Robert walked back to the car.

“What say we go with my new friend here and have a drink down by the river? He says there’s a bar called Angkor Town. You know it?”

“Yes, sir.”

But Ouksa was pale and he kept his eyes upon the motorbike gleaming at the far side of the road.

“You look a little worried,” Robert said. “It’s just a drink and you can join us.”

Ouksa shook his head emphatically. “Not with him.”

“What’s wrong with him? He’s just a barang like me.”

“No, sir.”

“Why not?” Robert said irritably.

“He has a bad feeling about him. It’s clear.”

“Clear to who?”

“Clear to me. Don’t go with him.”

“Nonsense.”

But Robert himself now had a small doubt. Should he listen to the more knowing Khmer? But his pride kicked in and he decided to go for bravura. There was also his sense that Ouksa’s emphatic warning was itself a con.
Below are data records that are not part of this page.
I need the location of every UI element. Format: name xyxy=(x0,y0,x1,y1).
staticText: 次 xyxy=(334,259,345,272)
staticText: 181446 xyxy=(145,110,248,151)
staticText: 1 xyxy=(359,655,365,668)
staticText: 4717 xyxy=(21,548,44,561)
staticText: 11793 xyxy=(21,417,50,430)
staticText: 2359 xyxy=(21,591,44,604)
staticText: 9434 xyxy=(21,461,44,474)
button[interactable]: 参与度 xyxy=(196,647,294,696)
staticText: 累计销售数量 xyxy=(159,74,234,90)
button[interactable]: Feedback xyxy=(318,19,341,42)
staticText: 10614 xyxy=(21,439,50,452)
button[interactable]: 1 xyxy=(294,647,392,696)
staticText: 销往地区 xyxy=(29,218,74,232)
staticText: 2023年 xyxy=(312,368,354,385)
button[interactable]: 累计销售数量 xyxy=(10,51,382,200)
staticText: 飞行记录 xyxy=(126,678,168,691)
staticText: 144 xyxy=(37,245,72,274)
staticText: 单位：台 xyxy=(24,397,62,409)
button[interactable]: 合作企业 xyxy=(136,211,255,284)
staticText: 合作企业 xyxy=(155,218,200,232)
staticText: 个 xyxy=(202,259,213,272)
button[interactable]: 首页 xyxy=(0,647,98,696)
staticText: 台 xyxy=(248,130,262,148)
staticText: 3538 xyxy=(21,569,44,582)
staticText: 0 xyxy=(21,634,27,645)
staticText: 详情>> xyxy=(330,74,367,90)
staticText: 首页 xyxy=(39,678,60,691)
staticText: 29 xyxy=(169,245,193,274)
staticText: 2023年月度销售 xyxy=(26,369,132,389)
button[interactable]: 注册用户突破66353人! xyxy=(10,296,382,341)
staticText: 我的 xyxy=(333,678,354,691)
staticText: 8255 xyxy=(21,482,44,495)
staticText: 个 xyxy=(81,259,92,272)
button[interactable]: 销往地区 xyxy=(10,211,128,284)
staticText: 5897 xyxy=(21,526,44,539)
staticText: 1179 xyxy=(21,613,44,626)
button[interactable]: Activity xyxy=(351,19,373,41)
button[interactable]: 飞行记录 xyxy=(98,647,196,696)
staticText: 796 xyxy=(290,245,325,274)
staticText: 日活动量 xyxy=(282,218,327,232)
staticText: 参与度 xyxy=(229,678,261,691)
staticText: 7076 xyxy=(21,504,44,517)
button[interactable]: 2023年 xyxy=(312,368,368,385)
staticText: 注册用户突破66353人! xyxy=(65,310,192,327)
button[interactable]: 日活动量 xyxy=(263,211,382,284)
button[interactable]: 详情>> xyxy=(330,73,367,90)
He didn’t know who to believe and who to trust and so he went with the benefit of the doubt he was inclined to offer a fellow Anglo.

“Anyway,” he said with a kind of counteremphasis, “I’m paying, aren’t I? It’s my call.”

“I don’ care you pay.”

“Come on, Ouksa. It’s just a damn drink down by the river. There’s no harm in it. We’ll drive back to the hotel after. I’ll pay you more.”

“How more?”

“OK, twenty dollars more. Plus drinks.”

Seeing that he had little choice the Khmer relented.

“I won’ take him in the car,” he said, however.

“All right. He’ll just lead us down there.”

Robert went back to the stranger.

“I talked him into it. He seems a bit spooked for some reason.”

“Oh? Well, I’ve been known to have that effect.”

“Never mind him, we’ll follow you down to the river. I hope we aren’t putting you out.”

“Not at all.”

Beaucamp went back to his bike and mounted it, and the smile had not left his mouth.